When my last column came out two weeks ago, life was business as usual. A heavy calendar of spring shows filled Telluride’s evenings and the hard reality was picking which ones to attend. Then it happened, the week of March 9, a few days the world will never forget. Moe. had just torn up the Sheridan Opera House, while Con Brio at Club Red and the Futurebirds at O’Bannon’s were yielding a tough decision in my head of which show to go to last Thursday night. By then a rumbling had started. Was it fear, fake news, or hype? No, this rumbling was the real deal. Coronavirus was here to deal with and it was moving fast.
The news started coming — SXSW cancelled, Coachella postponed, Galactic canceled, Colorado’s governor was halting all mass gatherings, the dominos were falling down. A feeling of devastation, shock and helplessness swept over me. The music industry was imploding, or at least it felt like it was. Selfishly, I was bummed to know I would not see live music anytime soon, but my heart broke for the artists, industry folks and crews whose livelihood and financial health depended on touring. These road warriors live the life of constant travel, gathering groups of people and performing. It sadly had to abruptly stop.
The sky was indeed falling and artists, music industry personnel took to social media to share despair and fear of the incredibly difficult road ahead. Now a week later, the reality of no touring, no festivals until at least May, and a self-quarantine recommendation, has really set in. Artists and music industry workers, along with the general population are figuring out the next steps. The immediate outlook is grim, filled with no events and lots of time at home, but thanks to social media platforms and the internet you can see and support some of your favorite artists during this time of hunkering down via live streaming from their living rooms to yours.
Live stream performances and festivals are about to become the new normal for the time being, and announcements of shows are happening hourly. Some of these live streams are ticketed, some are free, some are free with a suggested donation. These shows are a great way to see live music while you shelter in place while supporting musicians. Throw in some takeout food from a local restaurant and a growler or cans from a local brewery and you have yourself a night in, one that could be just as fun as night out.

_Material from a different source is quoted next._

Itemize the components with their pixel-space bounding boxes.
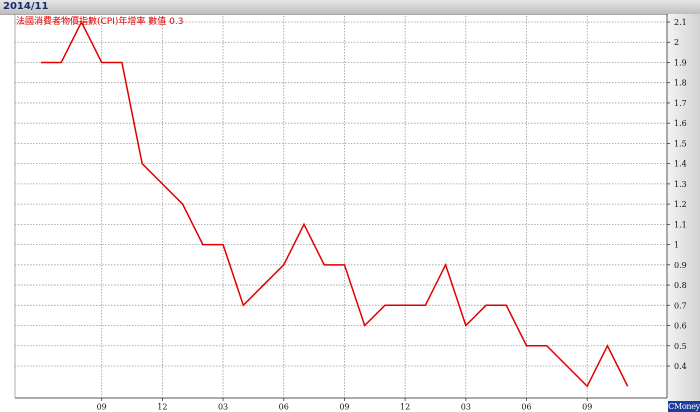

Just this week, near the front of what is sure to be a wave of live broadcast shows, showcased appearances included those from Jim James and Neil Young for a digital Bernie Sanders rally, Celtic punk band Dropkick Murphys put on a show for over 200,000 fans for St. Patrick’s Day, as well as other uplifting Facebook Live streams from Lukas Nelson and Jackie Greene. Now that artists and festival production companies know their fate for the next few weeks, announcements are plentiful. If you enjoy a free streaming show, I highly suggest leaving a tip or buying some artist merchandise to help these artists and their teams stay afloat.
Luck Reunion, a recently canceled, exclusive annual gathering at Willie Nelson’s Luck, Texas ranch has announced “’Til Further Notice,” a stream that will feature artists slated to play the original event. Today, (Thursday) you can tune into the Luck Reunion Facebook or website from 5-10 p.m. (MT) to catch live performances from Willie Nelson, Lukas Nelson, Micah Nelson, Jewel, Nathaniel Rateliff, Paul Cauthen, Margo Price and Jeremy Ivey, Randy Houser, David Ramirez, Tre Burt, Ian Ferguson, Devon Gilfillian, Early James, Sunny War, Ida Mae and more. Fans can choose to donate to a digital tip jar during the stream.
Local favorite and legendary artist, Neil Young, plans to stream some performances from his ranch on his website, Neil Young Archives, with help from his wife, Darryl Hannah. Judging on the quality of his Bernie Sanders broadcast where he performed “Heart of Gold,” these are going to be intimate and incredible. Additionally, artists including Kevin Morby/Waxahatchee, Fruit Bats, Chris Thile, Benjamin Gibbard and many more have confirmed online shows.
There is no doubt times are rough for all. I believe live music helps. Brighten up your quarantine with a live music stream and don’t forget to support the artists.